La muerte del Papa Francisco deja una huella profunda en la historia de la Iglesia Católica y en la memoria colectiva del pueblo argentino. Jorge Mario Bergoglio, el primer Papa latinoamericano, elegido en 2013, nunca regresó a su tierra natal durante los doce años que duró su pontificado. Una ausencia que muchos sintieron como un vacío inexplicable y que se convirtió en una pregunta sin respuesta para millones: ¿por qué el Papa nunca volvió a Argentina?
Desde Roma, Francisco mantuvo su cercanía con el país que lo vio nacer. Seguía las noticias con atención, intercambiaba cartas con viejos amigos, hablaba de fútbol, tango y política. Recibía con afecto a delegaciones de compatriotas y se mantenía informado de los acontecimientos locales. Su corazón, como dijeron algunos, nunca dejó de ser argentino. Sin embargo, físicamente, nunca más volvió a pisar suelo nacional desde aquel viaje al cónclave en 2013 que terminó cambiando su vida y la historia de la Iglesia.
Muchos creyeron que se reservaba Argentina para el final de su misión, como un cierre simbólico. Otros sostienen que nunca regresó porque sabía que su presencia podía ser utilizada como herramienta política en un país profundamente dividido. El Papa quería unir, no prestarse a nuevas fracturas. Su idea era regresar cuando pudiera contribuir a una reconciliación nacional, a una superación de la grieta, algo que nunca sintió que fuera posible durante su pontificado.
El desencanto creció con los años. En 2013, su elección fue motivo de orgullo. Un argentino en el trono de San Pedro. Pero con el tiempo, su imagen se erosionó. Encuestas revelaron una baja sostenida en su aprobación dentro del país. Sus gestos hacia ciertos líderes políticos, sus críticas al sistema económico, su visión social de la Iglesia, generaron malestar en sectores conservadores y desconfianza en otros más liberales que esperaban reformas más profundas.

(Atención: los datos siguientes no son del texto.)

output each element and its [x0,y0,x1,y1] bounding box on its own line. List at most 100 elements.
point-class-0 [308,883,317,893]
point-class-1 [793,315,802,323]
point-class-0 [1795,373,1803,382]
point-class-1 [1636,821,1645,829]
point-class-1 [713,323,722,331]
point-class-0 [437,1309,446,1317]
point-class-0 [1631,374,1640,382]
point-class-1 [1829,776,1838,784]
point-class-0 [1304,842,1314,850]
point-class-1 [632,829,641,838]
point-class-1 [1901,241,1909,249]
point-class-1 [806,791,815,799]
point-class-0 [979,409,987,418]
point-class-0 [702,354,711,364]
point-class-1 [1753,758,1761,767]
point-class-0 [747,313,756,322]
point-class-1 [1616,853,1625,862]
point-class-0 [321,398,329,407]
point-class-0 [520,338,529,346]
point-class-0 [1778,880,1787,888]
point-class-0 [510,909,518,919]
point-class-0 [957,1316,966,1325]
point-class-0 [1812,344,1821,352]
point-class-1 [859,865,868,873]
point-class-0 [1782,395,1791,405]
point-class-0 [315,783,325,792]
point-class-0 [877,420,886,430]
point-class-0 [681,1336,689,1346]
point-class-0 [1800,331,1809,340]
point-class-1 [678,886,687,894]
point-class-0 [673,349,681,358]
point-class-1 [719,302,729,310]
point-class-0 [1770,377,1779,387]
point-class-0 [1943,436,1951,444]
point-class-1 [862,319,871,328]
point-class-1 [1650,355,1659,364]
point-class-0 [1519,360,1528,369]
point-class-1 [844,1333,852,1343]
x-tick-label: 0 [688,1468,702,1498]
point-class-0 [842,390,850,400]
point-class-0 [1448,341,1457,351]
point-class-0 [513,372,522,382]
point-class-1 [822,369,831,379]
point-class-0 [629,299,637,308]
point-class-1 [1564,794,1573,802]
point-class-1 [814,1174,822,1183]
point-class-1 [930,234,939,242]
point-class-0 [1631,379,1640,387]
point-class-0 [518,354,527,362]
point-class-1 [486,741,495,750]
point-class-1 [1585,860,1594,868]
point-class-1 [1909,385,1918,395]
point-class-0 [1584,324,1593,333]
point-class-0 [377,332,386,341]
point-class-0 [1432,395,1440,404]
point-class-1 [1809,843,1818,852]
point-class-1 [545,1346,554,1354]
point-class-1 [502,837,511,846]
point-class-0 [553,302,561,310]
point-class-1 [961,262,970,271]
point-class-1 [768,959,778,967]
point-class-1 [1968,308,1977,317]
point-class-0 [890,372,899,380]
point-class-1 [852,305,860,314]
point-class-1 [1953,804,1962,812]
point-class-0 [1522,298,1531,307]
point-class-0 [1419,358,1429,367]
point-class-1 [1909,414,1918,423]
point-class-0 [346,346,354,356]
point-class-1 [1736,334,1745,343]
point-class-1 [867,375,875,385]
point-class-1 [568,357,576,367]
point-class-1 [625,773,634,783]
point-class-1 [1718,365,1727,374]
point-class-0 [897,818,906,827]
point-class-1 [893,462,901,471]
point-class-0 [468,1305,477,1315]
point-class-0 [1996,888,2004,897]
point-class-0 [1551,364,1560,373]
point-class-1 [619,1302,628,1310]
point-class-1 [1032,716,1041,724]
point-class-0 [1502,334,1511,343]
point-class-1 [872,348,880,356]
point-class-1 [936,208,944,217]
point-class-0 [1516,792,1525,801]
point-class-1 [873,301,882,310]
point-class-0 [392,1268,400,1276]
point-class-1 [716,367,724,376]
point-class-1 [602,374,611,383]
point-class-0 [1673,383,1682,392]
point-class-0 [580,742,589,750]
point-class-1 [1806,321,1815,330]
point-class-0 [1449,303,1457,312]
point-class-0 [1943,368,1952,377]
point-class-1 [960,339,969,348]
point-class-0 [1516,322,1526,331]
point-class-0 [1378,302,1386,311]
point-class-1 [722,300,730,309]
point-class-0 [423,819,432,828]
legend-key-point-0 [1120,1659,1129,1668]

Las críticas cruzadas vinieron desde todos los frentes. Unos lo acusaron de “pobrismo”, otros de no hacer lo suficiente. Algunos lo tacharon de kirchnerista, otros de peronista, aunque él mismo se encargó de negar cualquier afiliación. No obstante, fue blanco de sospechas, especulaciones y rechazos. A diferencia de otras figuras argentinas universales como Maradona, Messi o la reina Máxima, Francisco no volvió a casa. Y eso pesó.
Para buena parte del pueblo, especialmente en los sectores populares, esa ausencia no fue motivo de reproche. Lo siguieron admirando como el Papa que hablaba claro, que predicaba la humildad, que caminaba con los pobres, que defendía la justicia social y cuidaba de la casa común. En esos rincones del país, su voz sí llegó, aunque su avión nunca aterrizara.
Francisco fue el Papa del mundo. Su misión no era sólo argentina, era global. Su liderazgo espiritual alcanzó a creyentes y no creyentes, su ejemplo inspiró a jóvenes, líderes sociales, comunidades desplazadas, y millones de personas que vieron en él una figura cercana y coherente. Y tal vez por eso decidió no volver. Porque su lugar ya no estaba en una sola nación, sino en la humanidad entera. Quizás, como dijo uno de sus amigos más cercanos, estaba reservando Argentina para el final de su camino. No pudo ser.
Con su partida, queda el silencio de esa visita que nunca ocurrió. Pero también queda su voz, su ejemplo, su papado cargado de gestos poderosos. Francisco no necesitó regresar para ser recordado. Porque, como él mismo dijo en una ocasión: “Uno nunca se va del todo de donde ama”. Y en ese sentido, aunque no haya vuelto, nunca se fue.